Steady As She Goes

Posted on Posted in Brain Science, Continuing Education, Homestudy, Psychology, Seminars, Webinars

By Mary O’Brien, M.D.

Are you afraid to open your financial statements for March? Have the recent market gyrations triggered a sudden interest in Xanax? Nonstop news cycles and social media postings have spawned massive overreactions to every comment made by political or business leaders. Down drafts of 1,000 points can cause even the most seasoned investors to panic. Over the past two months I’ve had to curtail my exposure to the business networks. Watching the Dow Jones Industrial Average plunge 700 points at 2 P.M. can make me feel as if I’m about to go into ventricle fibrillation. I’d rather stay in normal sinus rhythm.

Sadly, that is not a joke. I have a vivid memory of sitting at a stoplight in Little Rock, Arkansas, on October 19, 1987. It was about 5:30 P.M., and I was headed home from my office. Over the car radio I heard, “The Dow Jones Industrials are down 517 points.” I distinctly remember thinking, “Oh, he’s reading that wrong! The DOW couldn’t possibly be down that much.” It was.

Shortly after I arrived home, my beeper went off. One of my favorite patients was in the emergency room (ER) with a massive myocardial infarction. George A. was a 76-year-old gentleman from Hope, Arkansas. He had grown up in poverty but had educated himself and built up several successful businesses. He was bright, witty, charming, dapper, and gracious. But on that day, George A. had lost over a million dollars, at least on paper. He was devastated.

I grabbed my bag and raced back to the hospital. We got George admitted to the cardiac care unit (CCU). His electrocardiogram (EKG) looked awful, and he looked worse. He was utterly convinced that one dreadful day on Wall Street had destroyed his future. Around 8 P.M., George become very ill (coded). We worked on him frantically for over an hour, but we couldn’t bring him back. There was no doubt in my mind that the thought of financial ruin had literally scared George to death. I felt numb.

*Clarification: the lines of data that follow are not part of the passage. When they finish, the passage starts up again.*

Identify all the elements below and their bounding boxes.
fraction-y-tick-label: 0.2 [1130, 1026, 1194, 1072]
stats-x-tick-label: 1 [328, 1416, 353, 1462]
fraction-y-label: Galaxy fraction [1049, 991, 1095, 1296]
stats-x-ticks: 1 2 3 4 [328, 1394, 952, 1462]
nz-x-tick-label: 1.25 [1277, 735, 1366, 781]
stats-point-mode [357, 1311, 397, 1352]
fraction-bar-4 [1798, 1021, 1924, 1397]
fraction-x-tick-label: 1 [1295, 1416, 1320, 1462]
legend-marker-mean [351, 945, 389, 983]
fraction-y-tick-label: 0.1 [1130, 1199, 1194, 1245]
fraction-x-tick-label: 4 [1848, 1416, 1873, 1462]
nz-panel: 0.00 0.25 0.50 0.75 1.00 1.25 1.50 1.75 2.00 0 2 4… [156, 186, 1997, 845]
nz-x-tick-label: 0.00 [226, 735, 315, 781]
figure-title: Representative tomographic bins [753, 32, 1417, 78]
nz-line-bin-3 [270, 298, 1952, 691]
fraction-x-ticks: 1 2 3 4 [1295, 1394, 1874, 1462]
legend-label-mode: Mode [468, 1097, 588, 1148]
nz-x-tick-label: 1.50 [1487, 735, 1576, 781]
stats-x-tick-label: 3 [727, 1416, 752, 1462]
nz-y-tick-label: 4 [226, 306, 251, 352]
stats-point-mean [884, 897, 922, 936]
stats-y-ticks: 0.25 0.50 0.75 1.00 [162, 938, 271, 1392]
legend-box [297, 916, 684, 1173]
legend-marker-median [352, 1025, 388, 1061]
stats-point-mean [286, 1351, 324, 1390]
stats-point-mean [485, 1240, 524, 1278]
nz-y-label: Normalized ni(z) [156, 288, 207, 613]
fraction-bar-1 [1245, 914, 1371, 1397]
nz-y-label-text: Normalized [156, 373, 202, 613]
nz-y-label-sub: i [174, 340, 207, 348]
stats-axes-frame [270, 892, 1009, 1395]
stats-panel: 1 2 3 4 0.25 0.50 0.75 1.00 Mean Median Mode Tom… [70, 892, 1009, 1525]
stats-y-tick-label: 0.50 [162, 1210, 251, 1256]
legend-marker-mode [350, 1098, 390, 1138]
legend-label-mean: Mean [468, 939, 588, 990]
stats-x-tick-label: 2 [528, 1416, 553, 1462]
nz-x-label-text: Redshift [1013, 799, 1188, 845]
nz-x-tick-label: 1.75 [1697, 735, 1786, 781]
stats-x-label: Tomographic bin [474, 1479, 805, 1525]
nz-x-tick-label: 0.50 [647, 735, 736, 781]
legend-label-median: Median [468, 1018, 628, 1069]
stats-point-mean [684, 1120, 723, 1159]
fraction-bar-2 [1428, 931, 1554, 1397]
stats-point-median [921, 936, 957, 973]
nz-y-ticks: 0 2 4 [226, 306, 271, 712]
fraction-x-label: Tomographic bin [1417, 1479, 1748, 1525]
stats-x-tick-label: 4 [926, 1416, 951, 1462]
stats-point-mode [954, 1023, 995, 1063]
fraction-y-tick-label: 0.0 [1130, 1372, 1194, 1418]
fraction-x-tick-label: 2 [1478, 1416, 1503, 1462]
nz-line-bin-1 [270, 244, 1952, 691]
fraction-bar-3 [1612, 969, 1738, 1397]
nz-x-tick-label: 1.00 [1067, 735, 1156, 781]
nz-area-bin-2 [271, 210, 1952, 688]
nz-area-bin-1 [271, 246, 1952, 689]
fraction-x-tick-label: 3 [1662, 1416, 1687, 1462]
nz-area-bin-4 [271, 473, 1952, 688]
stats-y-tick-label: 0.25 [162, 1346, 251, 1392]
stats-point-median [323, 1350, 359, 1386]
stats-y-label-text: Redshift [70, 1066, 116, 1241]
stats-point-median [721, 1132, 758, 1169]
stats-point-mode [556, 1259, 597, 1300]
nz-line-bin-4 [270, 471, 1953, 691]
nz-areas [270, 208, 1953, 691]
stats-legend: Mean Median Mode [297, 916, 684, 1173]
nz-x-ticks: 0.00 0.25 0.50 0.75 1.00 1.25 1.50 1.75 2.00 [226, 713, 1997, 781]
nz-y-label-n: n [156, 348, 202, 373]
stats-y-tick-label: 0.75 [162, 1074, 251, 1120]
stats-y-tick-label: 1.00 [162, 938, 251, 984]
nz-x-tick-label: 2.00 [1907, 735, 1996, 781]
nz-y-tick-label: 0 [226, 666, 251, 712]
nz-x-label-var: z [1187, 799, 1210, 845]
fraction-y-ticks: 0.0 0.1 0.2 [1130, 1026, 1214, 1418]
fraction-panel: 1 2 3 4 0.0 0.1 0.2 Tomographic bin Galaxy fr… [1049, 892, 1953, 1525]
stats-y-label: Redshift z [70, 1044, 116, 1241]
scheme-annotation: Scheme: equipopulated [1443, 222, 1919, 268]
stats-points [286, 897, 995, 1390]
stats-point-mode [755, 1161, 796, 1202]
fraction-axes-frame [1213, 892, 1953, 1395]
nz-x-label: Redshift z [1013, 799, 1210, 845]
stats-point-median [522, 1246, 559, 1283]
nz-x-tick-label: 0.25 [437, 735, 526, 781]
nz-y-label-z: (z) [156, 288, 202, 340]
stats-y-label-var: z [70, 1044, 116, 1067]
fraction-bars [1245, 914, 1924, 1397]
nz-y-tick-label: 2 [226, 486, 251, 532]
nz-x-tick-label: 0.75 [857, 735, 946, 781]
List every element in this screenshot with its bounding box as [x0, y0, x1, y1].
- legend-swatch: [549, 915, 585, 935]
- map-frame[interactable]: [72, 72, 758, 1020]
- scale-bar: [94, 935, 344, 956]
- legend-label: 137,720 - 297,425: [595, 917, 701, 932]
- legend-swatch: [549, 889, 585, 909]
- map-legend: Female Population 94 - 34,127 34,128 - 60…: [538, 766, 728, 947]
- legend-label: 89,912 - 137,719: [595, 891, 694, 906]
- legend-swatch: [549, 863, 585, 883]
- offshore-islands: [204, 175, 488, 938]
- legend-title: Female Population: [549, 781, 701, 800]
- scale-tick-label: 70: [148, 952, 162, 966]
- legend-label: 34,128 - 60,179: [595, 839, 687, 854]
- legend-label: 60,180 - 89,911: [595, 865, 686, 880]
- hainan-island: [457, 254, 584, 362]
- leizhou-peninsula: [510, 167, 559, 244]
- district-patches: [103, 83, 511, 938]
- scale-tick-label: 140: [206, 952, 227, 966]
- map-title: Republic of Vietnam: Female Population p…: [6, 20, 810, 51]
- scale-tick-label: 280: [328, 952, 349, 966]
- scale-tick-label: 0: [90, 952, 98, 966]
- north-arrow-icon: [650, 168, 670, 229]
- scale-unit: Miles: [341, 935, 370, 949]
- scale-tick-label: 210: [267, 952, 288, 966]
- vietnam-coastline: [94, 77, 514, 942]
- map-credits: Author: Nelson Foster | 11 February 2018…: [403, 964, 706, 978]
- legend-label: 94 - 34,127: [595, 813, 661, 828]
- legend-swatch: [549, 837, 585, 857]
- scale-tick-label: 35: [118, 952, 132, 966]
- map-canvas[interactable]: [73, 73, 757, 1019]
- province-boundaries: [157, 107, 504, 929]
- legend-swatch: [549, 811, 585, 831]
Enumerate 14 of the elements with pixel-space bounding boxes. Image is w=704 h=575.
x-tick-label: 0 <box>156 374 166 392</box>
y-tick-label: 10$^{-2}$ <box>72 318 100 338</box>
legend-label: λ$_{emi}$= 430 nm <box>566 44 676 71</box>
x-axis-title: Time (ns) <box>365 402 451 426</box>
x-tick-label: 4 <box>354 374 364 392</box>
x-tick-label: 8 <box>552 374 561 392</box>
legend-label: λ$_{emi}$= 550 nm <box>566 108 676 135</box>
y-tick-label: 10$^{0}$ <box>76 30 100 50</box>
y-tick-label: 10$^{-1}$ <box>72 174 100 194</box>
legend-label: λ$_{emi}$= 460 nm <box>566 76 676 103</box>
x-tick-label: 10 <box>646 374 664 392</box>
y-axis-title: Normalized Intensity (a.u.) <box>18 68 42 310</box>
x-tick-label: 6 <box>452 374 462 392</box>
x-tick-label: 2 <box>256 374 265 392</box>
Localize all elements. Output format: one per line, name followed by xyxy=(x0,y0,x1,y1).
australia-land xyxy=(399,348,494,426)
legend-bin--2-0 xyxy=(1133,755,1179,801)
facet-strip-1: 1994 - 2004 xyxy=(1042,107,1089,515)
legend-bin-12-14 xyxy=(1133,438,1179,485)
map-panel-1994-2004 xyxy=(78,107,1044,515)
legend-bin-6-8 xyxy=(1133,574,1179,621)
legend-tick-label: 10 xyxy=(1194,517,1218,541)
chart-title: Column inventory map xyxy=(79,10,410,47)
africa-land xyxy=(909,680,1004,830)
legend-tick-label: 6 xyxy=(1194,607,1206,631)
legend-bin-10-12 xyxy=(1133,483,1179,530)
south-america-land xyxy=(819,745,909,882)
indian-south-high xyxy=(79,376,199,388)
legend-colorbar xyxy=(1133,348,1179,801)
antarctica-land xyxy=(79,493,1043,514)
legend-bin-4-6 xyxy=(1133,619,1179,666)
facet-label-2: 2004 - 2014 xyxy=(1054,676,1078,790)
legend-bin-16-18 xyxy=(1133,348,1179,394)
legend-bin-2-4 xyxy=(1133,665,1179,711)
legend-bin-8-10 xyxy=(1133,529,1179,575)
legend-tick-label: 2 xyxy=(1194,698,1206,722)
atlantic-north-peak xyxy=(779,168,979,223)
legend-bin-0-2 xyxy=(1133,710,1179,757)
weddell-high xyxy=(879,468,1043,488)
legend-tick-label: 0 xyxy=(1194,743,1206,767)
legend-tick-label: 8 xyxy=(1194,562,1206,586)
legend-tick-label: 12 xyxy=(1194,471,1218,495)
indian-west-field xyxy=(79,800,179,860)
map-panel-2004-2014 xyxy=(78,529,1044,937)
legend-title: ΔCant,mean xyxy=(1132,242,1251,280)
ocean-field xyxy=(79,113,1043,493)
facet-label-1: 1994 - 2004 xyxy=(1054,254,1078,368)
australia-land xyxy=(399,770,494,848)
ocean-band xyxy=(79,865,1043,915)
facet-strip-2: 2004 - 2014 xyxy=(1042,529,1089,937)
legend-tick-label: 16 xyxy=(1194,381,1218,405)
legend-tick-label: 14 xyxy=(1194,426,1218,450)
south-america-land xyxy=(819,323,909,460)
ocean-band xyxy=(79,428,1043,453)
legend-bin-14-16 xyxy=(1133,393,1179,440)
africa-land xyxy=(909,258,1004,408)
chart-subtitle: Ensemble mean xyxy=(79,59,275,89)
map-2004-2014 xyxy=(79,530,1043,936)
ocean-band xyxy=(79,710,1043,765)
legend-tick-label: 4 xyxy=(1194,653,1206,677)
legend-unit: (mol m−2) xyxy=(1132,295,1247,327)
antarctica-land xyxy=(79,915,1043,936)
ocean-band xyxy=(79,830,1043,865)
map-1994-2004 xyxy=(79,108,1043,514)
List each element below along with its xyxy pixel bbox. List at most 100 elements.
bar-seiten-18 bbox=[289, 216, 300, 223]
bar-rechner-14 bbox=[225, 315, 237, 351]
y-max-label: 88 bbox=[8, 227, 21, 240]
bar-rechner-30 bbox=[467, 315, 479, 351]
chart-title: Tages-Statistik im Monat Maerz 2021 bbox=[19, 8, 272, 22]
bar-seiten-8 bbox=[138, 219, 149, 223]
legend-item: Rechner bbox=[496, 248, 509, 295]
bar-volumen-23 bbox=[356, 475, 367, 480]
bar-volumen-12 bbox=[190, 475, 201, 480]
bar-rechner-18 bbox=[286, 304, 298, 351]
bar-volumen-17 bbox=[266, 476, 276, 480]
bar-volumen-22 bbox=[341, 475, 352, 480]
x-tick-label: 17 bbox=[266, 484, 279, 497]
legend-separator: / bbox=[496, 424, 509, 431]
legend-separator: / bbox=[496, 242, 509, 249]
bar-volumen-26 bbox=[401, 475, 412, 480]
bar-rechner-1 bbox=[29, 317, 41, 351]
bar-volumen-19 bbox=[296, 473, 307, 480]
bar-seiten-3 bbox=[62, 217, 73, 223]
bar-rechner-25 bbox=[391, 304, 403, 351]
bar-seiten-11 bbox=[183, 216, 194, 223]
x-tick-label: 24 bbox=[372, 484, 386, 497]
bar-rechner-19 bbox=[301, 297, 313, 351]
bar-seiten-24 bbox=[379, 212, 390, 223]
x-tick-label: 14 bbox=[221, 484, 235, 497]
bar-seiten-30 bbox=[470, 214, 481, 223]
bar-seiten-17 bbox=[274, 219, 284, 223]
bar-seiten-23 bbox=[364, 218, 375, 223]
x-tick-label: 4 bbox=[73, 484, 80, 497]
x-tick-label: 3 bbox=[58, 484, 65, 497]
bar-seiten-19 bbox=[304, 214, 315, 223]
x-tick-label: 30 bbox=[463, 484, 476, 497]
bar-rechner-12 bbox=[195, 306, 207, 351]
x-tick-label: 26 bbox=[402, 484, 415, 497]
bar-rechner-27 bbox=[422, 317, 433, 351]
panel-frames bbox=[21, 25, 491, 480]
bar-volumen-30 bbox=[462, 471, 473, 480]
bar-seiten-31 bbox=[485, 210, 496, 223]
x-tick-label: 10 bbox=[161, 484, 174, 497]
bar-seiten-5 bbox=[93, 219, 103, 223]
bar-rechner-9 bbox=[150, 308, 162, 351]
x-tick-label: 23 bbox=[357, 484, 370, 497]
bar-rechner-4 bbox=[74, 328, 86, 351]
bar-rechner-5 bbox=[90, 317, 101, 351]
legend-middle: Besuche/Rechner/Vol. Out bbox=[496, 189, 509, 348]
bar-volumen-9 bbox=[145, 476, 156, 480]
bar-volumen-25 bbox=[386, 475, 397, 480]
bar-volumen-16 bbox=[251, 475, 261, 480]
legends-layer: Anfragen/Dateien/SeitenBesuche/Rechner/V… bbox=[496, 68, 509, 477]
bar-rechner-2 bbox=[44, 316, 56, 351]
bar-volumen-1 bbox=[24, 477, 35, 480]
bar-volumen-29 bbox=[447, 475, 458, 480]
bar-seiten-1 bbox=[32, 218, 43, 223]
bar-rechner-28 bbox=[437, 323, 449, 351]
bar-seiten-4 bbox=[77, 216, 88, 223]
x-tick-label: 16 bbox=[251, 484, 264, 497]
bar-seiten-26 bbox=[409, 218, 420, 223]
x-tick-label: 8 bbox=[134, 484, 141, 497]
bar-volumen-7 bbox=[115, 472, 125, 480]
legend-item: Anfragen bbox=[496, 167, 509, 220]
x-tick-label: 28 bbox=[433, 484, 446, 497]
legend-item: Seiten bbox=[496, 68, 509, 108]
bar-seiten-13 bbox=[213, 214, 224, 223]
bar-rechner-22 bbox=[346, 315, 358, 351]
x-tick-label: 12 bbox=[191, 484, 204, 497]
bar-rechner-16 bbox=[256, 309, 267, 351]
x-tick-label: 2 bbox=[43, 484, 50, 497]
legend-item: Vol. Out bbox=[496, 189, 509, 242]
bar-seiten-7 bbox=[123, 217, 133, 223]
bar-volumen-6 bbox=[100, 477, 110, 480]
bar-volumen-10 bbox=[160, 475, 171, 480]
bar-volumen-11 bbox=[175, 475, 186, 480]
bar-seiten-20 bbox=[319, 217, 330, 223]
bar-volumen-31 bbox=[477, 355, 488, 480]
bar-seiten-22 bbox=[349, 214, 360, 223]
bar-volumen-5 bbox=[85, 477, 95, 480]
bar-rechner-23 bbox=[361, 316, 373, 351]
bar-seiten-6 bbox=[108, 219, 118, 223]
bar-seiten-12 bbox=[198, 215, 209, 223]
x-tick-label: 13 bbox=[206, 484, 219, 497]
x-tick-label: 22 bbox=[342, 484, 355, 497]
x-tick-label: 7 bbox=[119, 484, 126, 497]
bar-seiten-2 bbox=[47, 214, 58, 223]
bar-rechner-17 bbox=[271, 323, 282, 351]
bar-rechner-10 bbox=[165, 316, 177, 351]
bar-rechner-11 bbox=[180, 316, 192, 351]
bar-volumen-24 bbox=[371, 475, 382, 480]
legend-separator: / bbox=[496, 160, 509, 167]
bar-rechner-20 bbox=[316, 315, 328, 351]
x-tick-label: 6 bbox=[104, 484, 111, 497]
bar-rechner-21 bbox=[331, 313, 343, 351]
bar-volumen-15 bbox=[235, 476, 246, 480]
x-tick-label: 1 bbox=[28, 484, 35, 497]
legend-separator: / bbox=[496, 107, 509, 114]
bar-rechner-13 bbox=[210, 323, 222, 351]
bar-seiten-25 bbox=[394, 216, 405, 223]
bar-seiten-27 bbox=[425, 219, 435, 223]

Later that week, two of my colleagues committed suicide. They had also lost a fortune, at least on paper. Everyone was stunned and afraid that week. One year later, however, the market had recovered nearly all of its losses. Thirty years later I still mourn the loss of three good people. For all intents and purposes, they died from acute financial panic.

I am no financial genius. But forty years of investing have taught me a few lessons that may help someone else:

  • Don’t watch market moves minute to minute. Before long, you’ll need heavy sedation.
  • Don’t dump stocks when everyone is panicking. You’ll almost always miss out on the best part of the recovery phase.
  • Remember the wisdom of the ancient Greeks: Moderation in all things. Balance stocks, mutual funds, bonds, certificates of deposit (CD’s), cash, real estate, and precious metals based on your age, health, family needs, and risk tolerance.
  • Don’t give in to ignorance, laziness, fear, or greed. Sixty-six percent of millennials have nothing stashed away for retirement. Failure to invest is one of the greatest mistakes of all.
  • No matter what happens, avoid the temptation to overreact. You are infinitely more important than your financial statements.

Now take a deep breath and open the statements from March. Steady as she goes. You’ll be fine.